In power electronics, temperature is rarely where the simulation says it will be. Inverters, DC link stages, and compact transmission control modules run hotter than the spreadsheet predicted, especially once the enclosure is sealed and the airflow is theoretical. That is where small sensing parts begin to struggle. TDK has extended its NTCSP series of automotive NTC thermistors to survive ambient conditions up to 175 C, which quietly shifts where these sensors can sit inside modern power modules without becoming the weak link.
Why 175 C Matters Inside Today’s Power Modules
Automotive power semiconductors have been climbing in junction temperature for years. SiC devices in particular are comfortable at levels that would have made older silicon IGBTs nervous. The surrounding ecosystem has had to follow. A thermistor that topped out at 150 C might still function electrically, but qualification margins disappear quickly once the module housing creeps higher during sustained load. By extending guaranteed operation to 175 C, the NTCSP series aligns more closely with the thermal reality around traction inverters, engine control zones, and high current transmission electronics. This is not about chasing a headline number. It is about allowing the temperature sensor to remain physically closer to the heat source without derating gymnastics.

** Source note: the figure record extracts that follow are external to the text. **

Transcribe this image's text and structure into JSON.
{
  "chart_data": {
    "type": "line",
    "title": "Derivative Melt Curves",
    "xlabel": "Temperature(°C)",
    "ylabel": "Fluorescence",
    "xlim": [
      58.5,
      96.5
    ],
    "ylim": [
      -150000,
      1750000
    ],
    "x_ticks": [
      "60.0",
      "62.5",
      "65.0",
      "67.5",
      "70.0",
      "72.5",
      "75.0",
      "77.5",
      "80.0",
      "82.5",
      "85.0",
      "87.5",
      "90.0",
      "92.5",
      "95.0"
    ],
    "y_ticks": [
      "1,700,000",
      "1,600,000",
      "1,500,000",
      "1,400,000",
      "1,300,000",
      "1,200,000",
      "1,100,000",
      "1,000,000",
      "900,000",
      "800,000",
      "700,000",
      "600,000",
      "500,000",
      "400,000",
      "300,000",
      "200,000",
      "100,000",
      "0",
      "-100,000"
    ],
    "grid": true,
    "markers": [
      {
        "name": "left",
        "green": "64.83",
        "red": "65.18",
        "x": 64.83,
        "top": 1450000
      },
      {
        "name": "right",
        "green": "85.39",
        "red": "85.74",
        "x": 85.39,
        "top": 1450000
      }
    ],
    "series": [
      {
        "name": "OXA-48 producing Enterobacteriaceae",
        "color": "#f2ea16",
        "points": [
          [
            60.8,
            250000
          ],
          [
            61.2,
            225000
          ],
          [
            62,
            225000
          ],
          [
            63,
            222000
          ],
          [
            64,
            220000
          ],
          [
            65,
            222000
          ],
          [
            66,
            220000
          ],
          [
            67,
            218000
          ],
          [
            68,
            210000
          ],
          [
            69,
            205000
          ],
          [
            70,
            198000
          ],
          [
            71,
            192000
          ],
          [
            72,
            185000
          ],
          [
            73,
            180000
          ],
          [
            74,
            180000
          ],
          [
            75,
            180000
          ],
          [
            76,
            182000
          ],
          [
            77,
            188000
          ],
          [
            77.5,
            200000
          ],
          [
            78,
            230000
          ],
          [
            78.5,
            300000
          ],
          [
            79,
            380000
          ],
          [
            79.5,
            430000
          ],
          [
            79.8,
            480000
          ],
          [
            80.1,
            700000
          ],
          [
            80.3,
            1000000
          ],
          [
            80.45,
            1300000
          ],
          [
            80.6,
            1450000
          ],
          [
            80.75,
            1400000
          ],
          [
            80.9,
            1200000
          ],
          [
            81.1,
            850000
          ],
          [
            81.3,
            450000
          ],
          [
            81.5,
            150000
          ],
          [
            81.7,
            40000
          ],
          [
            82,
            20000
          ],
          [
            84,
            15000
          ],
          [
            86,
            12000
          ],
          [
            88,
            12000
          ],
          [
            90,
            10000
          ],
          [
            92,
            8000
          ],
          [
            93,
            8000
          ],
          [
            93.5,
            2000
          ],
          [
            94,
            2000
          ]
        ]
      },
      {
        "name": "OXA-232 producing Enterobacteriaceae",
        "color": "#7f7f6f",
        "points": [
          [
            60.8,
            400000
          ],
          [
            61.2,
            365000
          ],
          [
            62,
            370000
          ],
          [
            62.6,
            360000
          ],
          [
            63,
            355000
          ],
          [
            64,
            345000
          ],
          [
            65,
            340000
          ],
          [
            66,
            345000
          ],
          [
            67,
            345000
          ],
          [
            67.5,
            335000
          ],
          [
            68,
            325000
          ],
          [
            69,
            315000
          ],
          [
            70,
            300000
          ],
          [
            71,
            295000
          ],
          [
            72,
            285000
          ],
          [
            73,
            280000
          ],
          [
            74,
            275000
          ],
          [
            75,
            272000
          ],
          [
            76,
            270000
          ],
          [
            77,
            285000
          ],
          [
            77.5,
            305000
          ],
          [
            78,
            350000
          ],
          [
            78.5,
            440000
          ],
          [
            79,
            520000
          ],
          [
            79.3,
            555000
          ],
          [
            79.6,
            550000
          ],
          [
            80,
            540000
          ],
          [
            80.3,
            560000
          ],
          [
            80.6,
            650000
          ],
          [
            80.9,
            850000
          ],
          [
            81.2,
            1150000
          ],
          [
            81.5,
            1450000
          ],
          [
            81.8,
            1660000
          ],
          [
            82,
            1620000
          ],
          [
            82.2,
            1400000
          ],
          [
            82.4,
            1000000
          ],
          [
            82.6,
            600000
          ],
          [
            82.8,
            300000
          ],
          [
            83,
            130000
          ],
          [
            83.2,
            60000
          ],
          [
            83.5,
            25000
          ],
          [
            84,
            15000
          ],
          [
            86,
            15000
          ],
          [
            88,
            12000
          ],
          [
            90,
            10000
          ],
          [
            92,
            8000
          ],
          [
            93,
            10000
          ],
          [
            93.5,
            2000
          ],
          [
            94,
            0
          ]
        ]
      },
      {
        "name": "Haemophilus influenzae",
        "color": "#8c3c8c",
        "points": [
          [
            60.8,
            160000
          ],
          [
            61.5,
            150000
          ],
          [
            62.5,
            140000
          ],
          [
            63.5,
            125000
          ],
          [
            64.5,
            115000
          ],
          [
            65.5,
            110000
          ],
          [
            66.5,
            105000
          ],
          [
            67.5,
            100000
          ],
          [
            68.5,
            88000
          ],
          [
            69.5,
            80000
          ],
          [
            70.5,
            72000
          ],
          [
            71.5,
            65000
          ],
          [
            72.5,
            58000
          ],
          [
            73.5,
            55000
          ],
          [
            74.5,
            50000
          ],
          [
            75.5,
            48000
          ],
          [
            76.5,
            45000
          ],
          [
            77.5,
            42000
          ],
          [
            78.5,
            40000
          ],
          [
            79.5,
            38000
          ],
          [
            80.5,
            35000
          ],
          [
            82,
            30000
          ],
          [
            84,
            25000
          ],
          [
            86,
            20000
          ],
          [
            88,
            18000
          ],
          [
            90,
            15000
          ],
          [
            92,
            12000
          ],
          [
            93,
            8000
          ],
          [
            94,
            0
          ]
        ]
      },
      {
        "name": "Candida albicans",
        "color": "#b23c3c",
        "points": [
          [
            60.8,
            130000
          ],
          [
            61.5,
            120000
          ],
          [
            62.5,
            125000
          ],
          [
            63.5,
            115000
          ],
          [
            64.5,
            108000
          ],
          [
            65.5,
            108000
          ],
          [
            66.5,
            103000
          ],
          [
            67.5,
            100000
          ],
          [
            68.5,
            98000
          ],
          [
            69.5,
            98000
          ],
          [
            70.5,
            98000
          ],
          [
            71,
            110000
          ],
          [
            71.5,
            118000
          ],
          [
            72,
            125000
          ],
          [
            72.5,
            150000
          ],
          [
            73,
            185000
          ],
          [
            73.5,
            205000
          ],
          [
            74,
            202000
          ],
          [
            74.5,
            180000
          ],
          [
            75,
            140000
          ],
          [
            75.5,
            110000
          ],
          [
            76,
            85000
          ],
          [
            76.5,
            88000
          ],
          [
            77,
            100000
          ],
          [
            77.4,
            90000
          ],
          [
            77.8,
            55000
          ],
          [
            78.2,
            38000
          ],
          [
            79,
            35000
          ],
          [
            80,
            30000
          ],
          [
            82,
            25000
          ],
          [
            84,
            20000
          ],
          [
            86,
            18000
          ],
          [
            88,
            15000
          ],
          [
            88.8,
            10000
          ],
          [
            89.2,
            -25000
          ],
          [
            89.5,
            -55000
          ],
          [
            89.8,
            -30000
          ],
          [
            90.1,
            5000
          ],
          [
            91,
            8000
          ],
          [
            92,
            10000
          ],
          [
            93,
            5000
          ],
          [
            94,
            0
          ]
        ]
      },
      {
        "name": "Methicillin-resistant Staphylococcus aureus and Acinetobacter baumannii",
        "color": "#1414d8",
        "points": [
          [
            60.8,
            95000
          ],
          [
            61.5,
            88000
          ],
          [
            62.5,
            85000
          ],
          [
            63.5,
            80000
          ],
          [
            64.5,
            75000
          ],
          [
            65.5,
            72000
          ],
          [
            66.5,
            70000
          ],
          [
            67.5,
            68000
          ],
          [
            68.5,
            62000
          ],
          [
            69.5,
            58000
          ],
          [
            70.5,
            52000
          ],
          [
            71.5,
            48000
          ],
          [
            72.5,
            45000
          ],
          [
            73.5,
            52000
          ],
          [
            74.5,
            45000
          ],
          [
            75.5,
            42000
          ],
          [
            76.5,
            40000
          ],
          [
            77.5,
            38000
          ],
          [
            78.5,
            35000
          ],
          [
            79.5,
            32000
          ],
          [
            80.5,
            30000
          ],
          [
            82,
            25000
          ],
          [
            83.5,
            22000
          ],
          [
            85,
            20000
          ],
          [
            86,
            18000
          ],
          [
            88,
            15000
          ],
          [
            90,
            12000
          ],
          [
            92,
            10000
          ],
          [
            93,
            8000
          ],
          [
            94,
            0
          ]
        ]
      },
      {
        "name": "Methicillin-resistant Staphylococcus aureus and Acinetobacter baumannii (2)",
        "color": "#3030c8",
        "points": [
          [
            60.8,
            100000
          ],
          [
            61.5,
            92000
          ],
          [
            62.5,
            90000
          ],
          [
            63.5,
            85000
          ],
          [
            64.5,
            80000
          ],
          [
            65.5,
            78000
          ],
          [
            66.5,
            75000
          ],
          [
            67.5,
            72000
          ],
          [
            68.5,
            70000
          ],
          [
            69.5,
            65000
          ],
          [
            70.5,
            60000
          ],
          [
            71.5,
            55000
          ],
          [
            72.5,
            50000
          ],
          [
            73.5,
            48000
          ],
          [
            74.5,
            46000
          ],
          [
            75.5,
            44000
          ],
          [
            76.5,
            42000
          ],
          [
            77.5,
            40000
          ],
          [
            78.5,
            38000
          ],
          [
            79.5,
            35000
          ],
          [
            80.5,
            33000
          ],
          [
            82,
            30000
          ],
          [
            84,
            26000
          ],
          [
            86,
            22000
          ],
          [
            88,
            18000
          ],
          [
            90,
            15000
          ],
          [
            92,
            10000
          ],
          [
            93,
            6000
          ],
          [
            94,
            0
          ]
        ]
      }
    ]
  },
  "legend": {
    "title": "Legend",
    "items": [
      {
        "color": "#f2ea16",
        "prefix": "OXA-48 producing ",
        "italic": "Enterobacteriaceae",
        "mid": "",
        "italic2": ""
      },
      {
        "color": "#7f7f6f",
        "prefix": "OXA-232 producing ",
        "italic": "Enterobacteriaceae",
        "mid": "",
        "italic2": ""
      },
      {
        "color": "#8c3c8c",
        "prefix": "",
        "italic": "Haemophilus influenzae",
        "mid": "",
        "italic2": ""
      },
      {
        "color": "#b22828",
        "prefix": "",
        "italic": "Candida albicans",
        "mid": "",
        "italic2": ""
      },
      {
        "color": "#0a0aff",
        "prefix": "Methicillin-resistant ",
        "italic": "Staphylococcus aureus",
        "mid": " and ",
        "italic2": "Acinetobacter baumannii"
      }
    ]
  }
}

The devices are qualified to AEC Q200, which means the usual battery of automotive stress tests applies. Thermal cycling, mechanical shock, humidity bias. None of that is glamorous, but in a brake controller or engine bay assembly, it is the difference between a stable calibration curve and a service bulletin.
AgPd Terminations and the Move Away from Solder Limits
One of the more interesting decisions here is the adoption of silver palladium terminations designed for conductive glue mounting. Traditional solder joints start to look less comfortable as continuous temperatures approach the upper edge of their rating. You can specify high temperature solder alloys, but process windows tighten and long term reliability modeling becomes more cautious. Conductive adhesive changes that equation slightly.
Using AgPd terminals compatible with conductive glue allows the thermistor to tolerate sustained 175 C environments that would be awkward for conventional solder mounting. That does not remove assembly considerations. Conductive adhesive introduces its own process controls, curing profiles, and contact resistance behavior. But it does let designers rethink placement inside densely packed power stages where local board temperature is no longer polite.
Electrical Characteristics in a 1.6 x 0.8 mm Footprint
The NTCSP parts are offered in a 1.6 x 0.8 mm package, so these are genuinely compact sensors rather than leaded beads hiding elsewhere on the PCB. Two resistance options are available at 25 C, 10 kΩ and 100 kΩ, each with a 1 percent resistance tolerance. The 10 kΩ version carries a B constant around 3435 K measured between 25 and 85 C, while the 100 kΩ variant sits higher, near 4485 K, also with tight tolerance.
That B constant spread matters more than it first appears. A higher B value sharpens the resistance change across temperature, which can help resolution in certain compensation networks, but it also alters linearization strategies in firmware. Designers already comfortable with 10 kΩ NTC curves will need to check lookup tables and ADC scaling if migrating between variants. The operating range from minus 55 C up to 175 C covers both cold start conditions and prolonged high load operation, which is not trivial when you consider how wide automotive duty cycles really are.
Where These Sensors Actually Sit in the Vehicle
TDK positions the series for ABS modules, transmissions, and engine related electronics. In practice, the interesting applications are often inside hybrid and EV power control units where board level temperature monitoring feeds derating algorithms. The sensor may not be measuring junction temperature directly, but it provides a proxy close enough to prevent runaway conditions.
As thermal envelopes continue to stretch upward, the humble NTC has to keep pace. It is not a glamorous component, and it will never be the hero of a system block diagram. But once ambient temperatures push beyond what older mounting approaches tolerated, small construction details such as terminal metallurgy and adhesive compatibility start to matter more than the nominal resistance printed in the datasheet.